Mohit Joshi, Vice President and Global Head – Financial Services at Infosys
Technology has changed the very psychology of money and the way we perceive it and artificial intelligence promises to further the ease of doing business for economies across the globe. The great recession left people unsure and with a lower level of trust in banks. The need for secure systems and solid investment plans however, continues to be as great as ever and technology solutions are needed. Technology-backed advisors have now come into the picture and are expected to manage $2 trillion in Assets by 2020. The arrival of Robo-advisors…
Why the shift?
The market is ripe for disruption and FinTech firms are set to take the lead in this change to cater to the changing customer preferences. In 2015, robo-advisors managed less than $20 billion in assets in the US – this number is set to increase manifold. Robo-advisors look set to manage about 17% of total assets in next 6 years with a Compound Annual Growth Rate of 120%.
Financial Investment Advisors (FIAs) are expensive and most often beyond the reach of younger, lower net worth individuals. Millennials prefer better technologies, easy and ‘branchless’ 24/7 communication with advisors and most banks cannot provide this. It’s not just the low barriers of entry and low fees that entice millennials, but the very fact that technology is more trusted than bankers, hence necessitating digital asset management services as a priority in banks. Compared to traditional wealth managers, robo advisors gain their competitive advantage with all mobile, all-time service options. And with over 58% of millennials in the US vouching for the DIY financial research mode, robo-advisors are quickly filling in the void.

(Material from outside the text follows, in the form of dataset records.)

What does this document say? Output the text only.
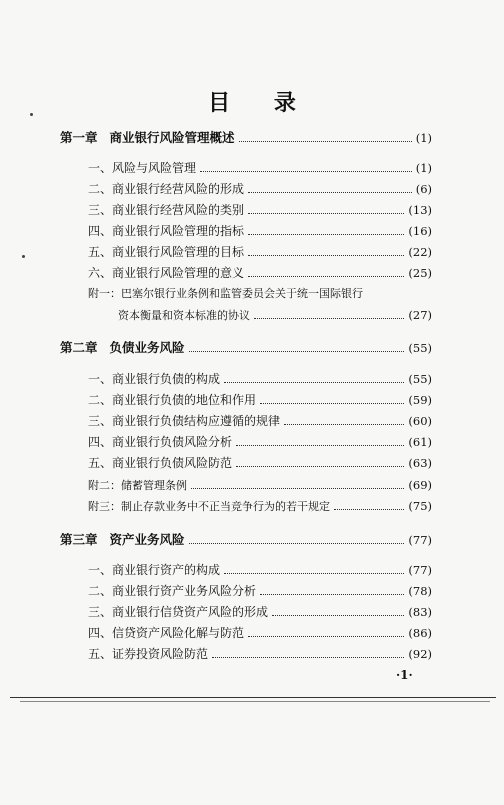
目 录
第一章 商业银行风险管理概述	(1)
一、风险与风险管理	(1)
二、商业银行经营风险的形成	(6)
三、商业银行经营风险的类别	(13)
四、商业银行风险管理的指标	(16)
五、商业银行风险管理的目标	(22)
六、商业银行风险管理的意义	(25)
附一：巴塞尔银行业条例和监管委员会关于统一国际银行
资本衡量和资本标准的协议	(27)
第二章 负债业务风险	(55)
一、商业银行负债的构成	(55)
二、商业银行负债的地位和作用	(59)
三、商业银行负债结构应遵循的规律	(60)
四、商业银行负债风险分析	(61)
五、商业银行负债风险防范	(63)
附二：储蓄管理条例	(69)
附三：制止存款业务中不正当竞争行为的若干规定	(75)
第三章 资产业务风险	(77)
一、商业银行资产的构成	(77)
二、商业银行资产业务风险分析	(78)
三、商业银行信贷资产风险的形成	(83)
四、信贷资产风险化解与防范	(86)
五、证券投资风险防范	(92)
·1·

For clients with more complex investment decisions, the hybrid robo-advsiors are gaining traction. A go-between, hybrid robo-advisors couple computerized services with hand-holding from human advisors. But it’s not just millennials who are interested. When investment pros were quizzed by CFA institute, 70% expressed that new-age tools like robo-advisors will have a positive effect on mass affluent investors and 41% think it could even benefit high net worth people. The feature of robo-advisors that entice high net worth individuals is the 24/7 monitoring of portfolios and features like tax-loss harvesting.
Robo-advisors is not limited to DIY investment candidates – full service advisors and discount brokers can use robo-advice to push further into advice delivery and at the same time leverage their traditional direct engagement model. In the future, robo-advice capabilities are set to expand coverage across asset classes to include alternative investments such as hedge funds and real estate.
The adoption of Robo- advisory has significant implications on the way present digital systems interact with customers. The systems have to evolve significantly to ensure that the customer journeys are smooth and intuitive. The Robo-advisor needs to learn, thus adoption of artificial intelligence is essential to build scale and depth. The questions regarding security, liability and scalability are critical, so credible systems and processes need to be built to ensure trust and adoption. The algorithms need to be robust to take market contingencies into account – in the event of a severe market downturn or a flash crash, investors need to be assured that their assets are safe.
As artificial intelligence and automation takes on the centre stage in banking, taking advice on wealth management from a machine is just the beginning in the relentless march from atoms to bits.